# T-Shirts



## appalachianarbo (Jun 20, 2008)

I'm getting new shirts made. Any pointers you can give me? Cotton? Cotton-poly blend? Screen printing? Art setup fees? Brand of shirt?

Any help you can give me is appreciated.

Thanks


----------



## mckeetree (Jun 21, 2008)

First off stay away from T-shirts.


----------



## appalachianarbo (Jun 21, 2008)

What do you recommend? Suit and tie or no shirt at all?


----------



## mckeetree (Jun 21, 2008)

appalachianarbo said:


> What do you recommend? Suit and tie or no shirt at all?

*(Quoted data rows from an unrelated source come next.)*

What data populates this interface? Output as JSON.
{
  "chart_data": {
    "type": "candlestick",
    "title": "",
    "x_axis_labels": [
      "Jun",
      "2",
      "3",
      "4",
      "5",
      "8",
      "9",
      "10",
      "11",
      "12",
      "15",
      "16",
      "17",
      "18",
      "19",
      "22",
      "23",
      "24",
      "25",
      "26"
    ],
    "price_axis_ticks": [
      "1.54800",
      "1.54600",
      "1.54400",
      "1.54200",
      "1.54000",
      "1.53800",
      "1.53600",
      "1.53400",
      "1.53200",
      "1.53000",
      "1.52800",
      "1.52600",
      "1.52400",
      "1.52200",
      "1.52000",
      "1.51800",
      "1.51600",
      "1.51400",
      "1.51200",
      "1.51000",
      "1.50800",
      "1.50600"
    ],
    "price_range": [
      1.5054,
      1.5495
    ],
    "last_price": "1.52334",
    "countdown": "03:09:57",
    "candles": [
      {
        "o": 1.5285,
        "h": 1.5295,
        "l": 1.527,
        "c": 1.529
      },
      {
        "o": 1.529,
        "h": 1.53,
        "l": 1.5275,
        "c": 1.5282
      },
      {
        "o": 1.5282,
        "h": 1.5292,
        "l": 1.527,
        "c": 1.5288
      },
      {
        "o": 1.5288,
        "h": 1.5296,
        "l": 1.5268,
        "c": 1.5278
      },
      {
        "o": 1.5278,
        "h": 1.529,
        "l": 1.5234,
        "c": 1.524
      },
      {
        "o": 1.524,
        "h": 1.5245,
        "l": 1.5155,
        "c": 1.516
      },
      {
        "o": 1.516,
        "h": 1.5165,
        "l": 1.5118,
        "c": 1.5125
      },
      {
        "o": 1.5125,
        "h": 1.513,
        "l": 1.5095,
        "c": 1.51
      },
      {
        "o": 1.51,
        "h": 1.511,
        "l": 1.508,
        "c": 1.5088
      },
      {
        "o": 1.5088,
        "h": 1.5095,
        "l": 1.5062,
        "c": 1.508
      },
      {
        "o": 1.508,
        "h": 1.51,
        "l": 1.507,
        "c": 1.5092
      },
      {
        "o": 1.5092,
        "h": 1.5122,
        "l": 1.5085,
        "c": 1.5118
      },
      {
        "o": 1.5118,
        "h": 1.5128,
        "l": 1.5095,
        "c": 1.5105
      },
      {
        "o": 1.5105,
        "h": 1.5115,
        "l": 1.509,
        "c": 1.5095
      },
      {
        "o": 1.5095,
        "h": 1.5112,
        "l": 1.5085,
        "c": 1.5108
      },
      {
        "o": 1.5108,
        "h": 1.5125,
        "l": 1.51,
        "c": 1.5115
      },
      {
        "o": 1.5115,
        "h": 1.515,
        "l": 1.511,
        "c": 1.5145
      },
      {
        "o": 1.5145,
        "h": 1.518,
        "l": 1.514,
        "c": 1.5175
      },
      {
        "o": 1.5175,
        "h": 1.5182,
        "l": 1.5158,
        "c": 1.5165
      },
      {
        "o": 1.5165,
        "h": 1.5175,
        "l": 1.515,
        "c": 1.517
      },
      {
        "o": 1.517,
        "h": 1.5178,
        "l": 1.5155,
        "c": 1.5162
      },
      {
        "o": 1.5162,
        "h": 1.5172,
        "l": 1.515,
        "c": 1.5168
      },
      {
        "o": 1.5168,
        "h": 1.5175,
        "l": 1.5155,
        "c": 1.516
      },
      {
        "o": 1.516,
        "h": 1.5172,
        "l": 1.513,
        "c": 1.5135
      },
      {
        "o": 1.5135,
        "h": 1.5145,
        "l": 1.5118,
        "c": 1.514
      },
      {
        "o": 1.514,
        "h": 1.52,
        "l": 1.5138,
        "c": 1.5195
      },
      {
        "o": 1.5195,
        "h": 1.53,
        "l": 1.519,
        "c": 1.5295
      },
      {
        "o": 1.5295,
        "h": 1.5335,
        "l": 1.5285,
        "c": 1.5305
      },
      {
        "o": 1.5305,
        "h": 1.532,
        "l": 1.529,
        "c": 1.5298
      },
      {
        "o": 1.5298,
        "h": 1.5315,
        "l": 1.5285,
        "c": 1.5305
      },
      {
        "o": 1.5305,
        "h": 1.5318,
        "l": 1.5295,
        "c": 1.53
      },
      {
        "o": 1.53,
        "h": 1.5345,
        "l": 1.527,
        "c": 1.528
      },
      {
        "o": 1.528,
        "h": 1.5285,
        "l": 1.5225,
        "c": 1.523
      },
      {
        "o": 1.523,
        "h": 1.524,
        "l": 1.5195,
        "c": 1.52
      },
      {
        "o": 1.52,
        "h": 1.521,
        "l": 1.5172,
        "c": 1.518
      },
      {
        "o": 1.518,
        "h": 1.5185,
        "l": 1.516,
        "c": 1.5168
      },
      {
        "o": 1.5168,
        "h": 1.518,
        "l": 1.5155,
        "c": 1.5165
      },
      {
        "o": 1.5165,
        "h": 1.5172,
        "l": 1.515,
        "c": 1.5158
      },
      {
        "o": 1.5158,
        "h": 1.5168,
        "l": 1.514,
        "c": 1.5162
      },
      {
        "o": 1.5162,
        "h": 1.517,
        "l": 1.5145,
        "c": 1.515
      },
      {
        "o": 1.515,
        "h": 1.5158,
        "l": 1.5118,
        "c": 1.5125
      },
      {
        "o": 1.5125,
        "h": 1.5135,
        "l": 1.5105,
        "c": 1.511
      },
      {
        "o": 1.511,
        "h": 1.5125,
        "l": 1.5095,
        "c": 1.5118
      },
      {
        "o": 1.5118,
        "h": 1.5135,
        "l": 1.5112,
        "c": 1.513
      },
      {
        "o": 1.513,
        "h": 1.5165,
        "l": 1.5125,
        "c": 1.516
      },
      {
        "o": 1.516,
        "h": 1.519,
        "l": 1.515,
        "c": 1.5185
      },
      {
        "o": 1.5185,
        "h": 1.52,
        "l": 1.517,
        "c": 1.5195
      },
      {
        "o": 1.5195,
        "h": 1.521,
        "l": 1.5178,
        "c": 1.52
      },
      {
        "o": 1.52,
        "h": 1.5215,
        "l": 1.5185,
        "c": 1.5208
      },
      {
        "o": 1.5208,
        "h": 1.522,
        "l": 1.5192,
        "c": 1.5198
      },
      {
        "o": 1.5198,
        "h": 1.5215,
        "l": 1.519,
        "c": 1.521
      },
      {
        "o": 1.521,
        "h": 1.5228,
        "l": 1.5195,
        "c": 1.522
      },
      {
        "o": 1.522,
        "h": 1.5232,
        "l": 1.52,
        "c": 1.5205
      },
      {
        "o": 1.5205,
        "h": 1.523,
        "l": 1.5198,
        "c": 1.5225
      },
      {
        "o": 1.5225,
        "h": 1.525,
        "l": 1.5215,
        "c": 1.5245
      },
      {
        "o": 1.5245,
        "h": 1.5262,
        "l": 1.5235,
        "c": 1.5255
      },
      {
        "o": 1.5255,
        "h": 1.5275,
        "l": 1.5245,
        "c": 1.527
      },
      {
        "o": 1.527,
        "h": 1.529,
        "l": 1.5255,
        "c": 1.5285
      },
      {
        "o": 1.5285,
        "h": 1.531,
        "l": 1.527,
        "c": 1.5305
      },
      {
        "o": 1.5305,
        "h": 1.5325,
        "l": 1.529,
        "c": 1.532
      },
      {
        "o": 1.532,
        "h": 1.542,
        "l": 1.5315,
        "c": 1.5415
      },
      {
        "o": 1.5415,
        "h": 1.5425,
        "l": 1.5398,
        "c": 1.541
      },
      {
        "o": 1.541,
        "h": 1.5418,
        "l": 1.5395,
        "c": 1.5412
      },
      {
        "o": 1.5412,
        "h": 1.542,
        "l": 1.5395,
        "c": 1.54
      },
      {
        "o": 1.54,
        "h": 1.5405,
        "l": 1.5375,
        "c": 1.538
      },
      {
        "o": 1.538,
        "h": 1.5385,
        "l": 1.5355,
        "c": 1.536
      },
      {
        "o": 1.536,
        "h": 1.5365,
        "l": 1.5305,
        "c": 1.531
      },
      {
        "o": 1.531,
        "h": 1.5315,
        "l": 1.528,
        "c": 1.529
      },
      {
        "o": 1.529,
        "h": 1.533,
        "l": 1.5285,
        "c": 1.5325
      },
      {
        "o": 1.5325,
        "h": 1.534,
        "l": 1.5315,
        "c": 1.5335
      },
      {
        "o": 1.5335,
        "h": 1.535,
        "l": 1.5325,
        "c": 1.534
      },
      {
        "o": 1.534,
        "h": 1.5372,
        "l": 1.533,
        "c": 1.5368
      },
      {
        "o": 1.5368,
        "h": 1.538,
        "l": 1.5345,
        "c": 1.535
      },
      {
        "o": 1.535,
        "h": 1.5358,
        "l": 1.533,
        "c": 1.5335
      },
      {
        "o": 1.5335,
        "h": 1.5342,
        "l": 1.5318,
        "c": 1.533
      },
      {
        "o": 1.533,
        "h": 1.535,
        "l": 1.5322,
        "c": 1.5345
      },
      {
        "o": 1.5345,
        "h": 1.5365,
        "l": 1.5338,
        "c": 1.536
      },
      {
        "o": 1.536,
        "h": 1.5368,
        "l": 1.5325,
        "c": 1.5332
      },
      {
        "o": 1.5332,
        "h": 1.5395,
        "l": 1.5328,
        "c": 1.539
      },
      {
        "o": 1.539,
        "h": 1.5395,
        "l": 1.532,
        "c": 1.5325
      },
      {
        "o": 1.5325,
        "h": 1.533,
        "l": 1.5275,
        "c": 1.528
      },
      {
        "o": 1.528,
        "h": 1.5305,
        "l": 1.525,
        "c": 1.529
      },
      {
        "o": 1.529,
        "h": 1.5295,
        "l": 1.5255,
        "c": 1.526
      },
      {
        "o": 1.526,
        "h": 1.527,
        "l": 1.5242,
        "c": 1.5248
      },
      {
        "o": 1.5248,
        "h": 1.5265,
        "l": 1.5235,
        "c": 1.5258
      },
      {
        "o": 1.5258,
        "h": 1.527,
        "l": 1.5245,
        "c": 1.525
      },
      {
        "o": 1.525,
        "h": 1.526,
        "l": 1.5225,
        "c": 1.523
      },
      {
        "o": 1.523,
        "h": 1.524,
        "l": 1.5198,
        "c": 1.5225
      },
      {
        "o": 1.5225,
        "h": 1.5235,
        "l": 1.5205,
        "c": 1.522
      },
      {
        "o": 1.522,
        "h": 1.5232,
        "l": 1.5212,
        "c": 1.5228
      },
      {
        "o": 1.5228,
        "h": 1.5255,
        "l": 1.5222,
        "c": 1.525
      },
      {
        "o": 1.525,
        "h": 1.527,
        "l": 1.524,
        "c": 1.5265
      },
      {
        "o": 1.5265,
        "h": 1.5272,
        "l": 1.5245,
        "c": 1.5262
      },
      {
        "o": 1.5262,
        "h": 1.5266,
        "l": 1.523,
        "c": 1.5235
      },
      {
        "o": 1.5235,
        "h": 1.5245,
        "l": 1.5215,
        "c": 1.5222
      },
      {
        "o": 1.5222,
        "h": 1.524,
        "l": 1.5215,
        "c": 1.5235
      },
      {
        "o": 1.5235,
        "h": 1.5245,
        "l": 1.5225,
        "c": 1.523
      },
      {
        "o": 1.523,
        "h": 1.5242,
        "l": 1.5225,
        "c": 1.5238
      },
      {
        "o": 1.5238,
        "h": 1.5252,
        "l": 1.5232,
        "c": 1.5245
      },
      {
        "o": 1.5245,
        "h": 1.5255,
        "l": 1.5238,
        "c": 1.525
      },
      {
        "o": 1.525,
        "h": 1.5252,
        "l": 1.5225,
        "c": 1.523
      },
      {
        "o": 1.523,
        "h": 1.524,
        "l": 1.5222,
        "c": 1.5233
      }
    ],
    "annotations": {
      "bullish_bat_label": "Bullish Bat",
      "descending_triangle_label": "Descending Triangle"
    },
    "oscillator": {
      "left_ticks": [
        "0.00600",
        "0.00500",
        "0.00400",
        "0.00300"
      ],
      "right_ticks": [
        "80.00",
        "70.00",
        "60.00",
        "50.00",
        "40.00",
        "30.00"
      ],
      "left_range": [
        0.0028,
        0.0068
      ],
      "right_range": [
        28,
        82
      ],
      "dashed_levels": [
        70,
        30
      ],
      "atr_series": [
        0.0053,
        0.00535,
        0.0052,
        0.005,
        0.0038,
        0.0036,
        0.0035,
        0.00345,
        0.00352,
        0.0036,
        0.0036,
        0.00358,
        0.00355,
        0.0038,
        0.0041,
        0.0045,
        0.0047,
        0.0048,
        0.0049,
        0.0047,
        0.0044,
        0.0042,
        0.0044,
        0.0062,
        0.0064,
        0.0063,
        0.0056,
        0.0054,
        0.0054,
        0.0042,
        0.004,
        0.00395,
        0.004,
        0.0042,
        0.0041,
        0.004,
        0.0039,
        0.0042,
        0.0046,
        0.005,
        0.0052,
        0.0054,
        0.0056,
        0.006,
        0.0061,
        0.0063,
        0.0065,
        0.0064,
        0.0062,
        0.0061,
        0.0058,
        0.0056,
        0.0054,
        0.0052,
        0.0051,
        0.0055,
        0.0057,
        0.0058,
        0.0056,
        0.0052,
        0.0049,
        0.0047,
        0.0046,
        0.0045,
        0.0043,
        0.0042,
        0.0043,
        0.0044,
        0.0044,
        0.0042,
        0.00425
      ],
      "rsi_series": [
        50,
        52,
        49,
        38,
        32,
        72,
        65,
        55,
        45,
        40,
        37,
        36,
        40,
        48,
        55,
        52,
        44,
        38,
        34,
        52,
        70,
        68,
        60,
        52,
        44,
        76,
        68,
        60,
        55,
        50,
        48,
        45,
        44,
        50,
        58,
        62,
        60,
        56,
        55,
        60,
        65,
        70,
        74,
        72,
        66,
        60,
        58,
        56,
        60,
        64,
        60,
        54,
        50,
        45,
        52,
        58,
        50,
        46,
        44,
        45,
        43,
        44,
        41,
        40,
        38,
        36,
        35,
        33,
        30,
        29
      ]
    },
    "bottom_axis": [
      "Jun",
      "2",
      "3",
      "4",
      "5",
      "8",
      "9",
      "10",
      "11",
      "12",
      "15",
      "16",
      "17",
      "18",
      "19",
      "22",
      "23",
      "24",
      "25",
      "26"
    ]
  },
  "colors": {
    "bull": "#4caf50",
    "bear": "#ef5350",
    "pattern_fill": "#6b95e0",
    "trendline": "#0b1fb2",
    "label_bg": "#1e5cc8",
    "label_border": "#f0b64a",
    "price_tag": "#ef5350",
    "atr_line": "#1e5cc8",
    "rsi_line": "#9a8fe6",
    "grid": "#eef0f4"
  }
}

Ha ha. No, what I recommend is thin button up shirts with a 65/35 polyester-cotton blend. The are way cooler, dry quicker, much tougher and they look better. Ain't nothin hotter than a dang T-shirt. We have ours embroidered with our logo and instantly look less like riff raff.


----------



## appalachianarbo (Jun 21, 2008)

I'm open to anything. Do you have a pic? How do they hold up to abuse? What's the price like compared to tees? Thanks


----------



## ClimbinArbor (Jun 21, 2008)

i like that mckee.

now im thinking of getting some nice khaki like lightweight ones.

thx


----------



## mckeetree (Jun 21, 2008)

appalachianarbo said:


> I'm open to anything. Do you have a pic? How do they hold up to abuse? What's the price like compared to tees? Thanks



Google Red Kap Industries. That is where I get ours.


----------



## southsoundtree (Sep 22, 2008)

shop around. Prices vary greatly. Get a look at the actual shirt, in your hands, before getting any custom printing done. Look some of their finished products.


----------